Ein Jahr Rauchverbot: Das sagen Münchner Wirte

Seit genau einem Jahr gilt das Rauchverbot. Manche Kneipen müssen wegen Umsatzeinbußen schließen. Andere haben mehr Familien zu Gast – und nachts Ärger.
von  akk

Seit genau einem Jahr gilt das Rauchverbot. Manche Kneipen müssen wegen Umsatzeinbußen schließen. Andere haben tagsüber mehr Familien zu Gast – und nachts Ärger mit den Nachbarn

München - Ein Jahr qualmfrei – und ein Jahr Ärger mit Anwohnern. Auf diesen Nenner lässt sich das Rauchverbot in Bayern verknappen.

Die Meinungen darüber, wie gut das Verbot klappt, gehen auseinander. „Es ist gut angenommen worden, vor allem in Speisewirtschaften“, sagt etwa Daniela Schlegel, Sprecherin des Kreisverwaltungsreferats. Das KVR verhängt bis zu 1000 Euro Ordnungsgeld, wenn ein Wirt erwischt wird, wenn er seine Gäste im Lokal rauchen lässt. Die Probleme hielten sich laut Schlegel aber „sehr in Grenzen“.

Auch Großgastronom Marc Uebelherr hat mit dem Verbot gute Erfahrungen gemacht. „Ich kann es mir gar nicht mehr anders vorstellen“, sagt der Wirt von Lokalen wie „Zoozie’s“, „Ocui“, „Ksar“ oder „Salotto“ – lauter angesagte Lokale, die auch nachts gut gefüllt sind. Die befürchteten Umsatzeinbußen habe er nicht: „Im Gegenteil. Das Frühstücks- und Nachmittagsgeschäft läuft besser, weil wieder mehr Familien kommen.“

Auch Arne Brach von der Bar „Jennifer Parks“ mag sich nicht über ausbleibende Gäste beschweren: „Aber ich habe 1000 Euro mehr Ausgaben pro Monat, weil ich Türsteher bezahlen muss, die draußen für Ruhe sorgen.“ Sonst gebe es Ärger mit den Nachbarn. Brach: „Mehr Nichtraucher kommen auch nicht, wie so oft prophezeit wurde.“ Getroffen hat das Rauchverbot vor allem kleine Kneipen und Boazn, in denen gekartelt wurde.

„Die Schafkopf- und Kartenspielrunden verlegen sich in den privaten Bereich. Das ist schade für die bayerische Wirtshauskultur“, sagt Franz Bergmüller, Wirt und Landesvorsitzender des Vereins zum Erhalt der Bayerischen Wirtshauskultur.

Den Volksentscheid hatte der heutige ÖDP-Vorsitzende Sebastian Frankenberger initiiert. Bis heute bekommt er nach eigener Aussage Beschimpfungen und Morddrohungen. Entmutigen lässt er sich nicht. „Wir brauchen eine einheitliche Regelung für ganz Deutschland, am besten für ganz Europa.“

AZ-Meinung: Rauchzeichen

 

Georg Thanscheidt, Vize-Chefredakteur der AZ, über das Rauchverbot.

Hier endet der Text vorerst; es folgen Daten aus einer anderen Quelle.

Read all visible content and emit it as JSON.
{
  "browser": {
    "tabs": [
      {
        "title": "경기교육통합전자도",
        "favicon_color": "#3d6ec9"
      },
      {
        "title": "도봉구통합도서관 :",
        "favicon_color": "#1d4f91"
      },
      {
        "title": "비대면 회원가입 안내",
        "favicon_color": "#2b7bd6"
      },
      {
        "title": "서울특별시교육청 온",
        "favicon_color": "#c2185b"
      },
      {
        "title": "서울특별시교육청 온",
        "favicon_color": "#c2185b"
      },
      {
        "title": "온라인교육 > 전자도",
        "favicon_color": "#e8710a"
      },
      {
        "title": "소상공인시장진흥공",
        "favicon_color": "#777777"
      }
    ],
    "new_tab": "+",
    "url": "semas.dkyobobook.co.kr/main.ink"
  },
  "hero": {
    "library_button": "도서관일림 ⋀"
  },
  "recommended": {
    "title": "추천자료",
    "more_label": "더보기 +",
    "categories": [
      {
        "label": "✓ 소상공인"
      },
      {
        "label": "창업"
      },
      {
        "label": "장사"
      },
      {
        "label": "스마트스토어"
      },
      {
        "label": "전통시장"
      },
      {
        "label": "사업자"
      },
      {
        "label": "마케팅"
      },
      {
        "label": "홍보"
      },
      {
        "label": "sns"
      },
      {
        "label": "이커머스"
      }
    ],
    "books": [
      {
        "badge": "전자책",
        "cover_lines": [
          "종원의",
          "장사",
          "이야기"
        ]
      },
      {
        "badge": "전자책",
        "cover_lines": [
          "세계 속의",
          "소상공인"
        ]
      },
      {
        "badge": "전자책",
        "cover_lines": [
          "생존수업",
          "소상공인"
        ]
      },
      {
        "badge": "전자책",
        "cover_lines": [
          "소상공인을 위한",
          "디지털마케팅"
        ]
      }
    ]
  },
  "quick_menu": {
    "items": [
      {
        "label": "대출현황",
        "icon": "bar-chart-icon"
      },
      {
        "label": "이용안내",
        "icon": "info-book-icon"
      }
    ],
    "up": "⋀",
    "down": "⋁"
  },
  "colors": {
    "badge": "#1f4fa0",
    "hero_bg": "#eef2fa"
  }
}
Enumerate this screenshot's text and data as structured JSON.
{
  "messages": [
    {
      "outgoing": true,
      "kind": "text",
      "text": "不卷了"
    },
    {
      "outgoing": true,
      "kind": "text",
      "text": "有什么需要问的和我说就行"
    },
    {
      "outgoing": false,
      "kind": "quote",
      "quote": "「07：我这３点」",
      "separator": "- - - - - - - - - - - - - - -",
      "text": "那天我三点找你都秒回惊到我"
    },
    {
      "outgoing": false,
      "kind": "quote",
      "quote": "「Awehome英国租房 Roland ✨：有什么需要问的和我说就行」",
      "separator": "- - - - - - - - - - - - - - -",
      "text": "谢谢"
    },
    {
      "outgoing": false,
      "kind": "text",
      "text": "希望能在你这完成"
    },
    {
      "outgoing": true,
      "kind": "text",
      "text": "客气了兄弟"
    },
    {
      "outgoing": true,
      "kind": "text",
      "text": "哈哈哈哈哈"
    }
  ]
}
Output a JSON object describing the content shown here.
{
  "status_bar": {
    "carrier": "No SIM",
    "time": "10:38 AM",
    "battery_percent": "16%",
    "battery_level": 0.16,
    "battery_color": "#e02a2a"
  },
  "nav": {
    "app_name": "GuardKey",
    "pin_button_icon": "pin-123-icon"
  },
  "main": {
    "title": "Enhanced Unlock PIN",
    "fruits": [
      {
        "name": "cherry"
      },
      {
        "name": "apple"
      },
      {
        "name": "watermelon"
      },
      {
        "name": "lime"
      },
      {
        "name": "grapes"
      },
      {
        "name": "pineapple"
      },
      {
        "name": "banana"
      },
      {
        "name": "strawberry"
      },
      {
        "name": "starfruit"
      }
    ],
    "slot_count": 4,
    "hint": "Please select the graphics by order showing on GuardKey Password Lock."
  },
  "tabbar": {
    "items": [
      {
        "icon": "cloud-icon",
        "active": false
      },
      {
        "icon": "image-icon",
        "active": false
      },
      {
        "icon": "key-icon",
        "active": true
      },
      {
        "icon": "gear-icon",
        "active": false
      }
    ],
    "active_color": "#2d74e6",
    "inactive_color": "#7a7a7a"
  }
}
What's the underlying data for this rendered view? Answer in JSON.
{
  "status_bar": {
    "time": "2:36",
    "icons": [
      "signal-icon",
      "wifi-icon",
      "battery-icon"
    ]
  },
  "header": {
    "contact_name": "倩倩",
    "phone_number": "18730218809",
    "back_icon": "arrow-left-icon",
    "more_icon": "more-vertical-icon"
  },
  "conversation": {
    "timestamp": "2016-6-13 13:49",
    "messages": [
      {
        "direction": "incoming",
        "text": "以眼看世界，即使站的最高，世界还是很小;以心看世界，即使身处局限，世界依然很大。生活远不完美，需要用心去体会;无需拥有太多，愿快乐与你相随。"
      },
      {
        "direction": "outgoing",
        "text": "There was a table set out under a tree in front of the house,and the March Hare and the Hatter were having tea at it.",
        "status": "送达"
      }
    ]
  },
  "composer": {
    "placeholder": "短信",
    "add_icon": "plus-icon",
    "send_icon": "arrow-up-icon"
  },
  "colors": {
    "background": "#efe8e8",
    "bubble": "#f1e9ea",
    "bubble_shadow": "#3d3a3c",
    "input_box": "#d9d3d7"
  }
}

Einvernehmlich qualmen und sparen

Rauchen in Münchner Kneipen – das hat was von Whiskey trinken im Chicago der 20er Jahre: Es ist verboten, trotzdem machen es (immer noch) viele. Nach meinen subjektiven Erfahrungswerten als Nichtraucher wird in mindestens einem Drittel der Münchner Wirtschaften gequalmt: meist erst nach 0 Uhr, mancherorts ganztägig.

 

Zur Klarstellung: Mich amüsiert das, und ich halte das noch nicht einmal für so verdammenswert wie Falschparken. Denn meist wird im kompletten Einvernehmen gequalmt: Wenn zu vorgerückter Stunde eh nur Stammgäste da sind, kommen die Aschenbecher auf die Tische. Die Raucher bekommen leuchtende Augen, und wir können weiter quatschen, ohne dass jemand raus muss. Das passiert jeden Abend in dieser Stadt.

In einigen wenigen Wirtschaften wird einfach immer gepafft. Ein findiger Wirt hat sogar ein Sparschwein auf den Tresen gestellt – für jede Kippe eine kleine Spende. So will er irgendwann mal die fällige Strafe zahlen.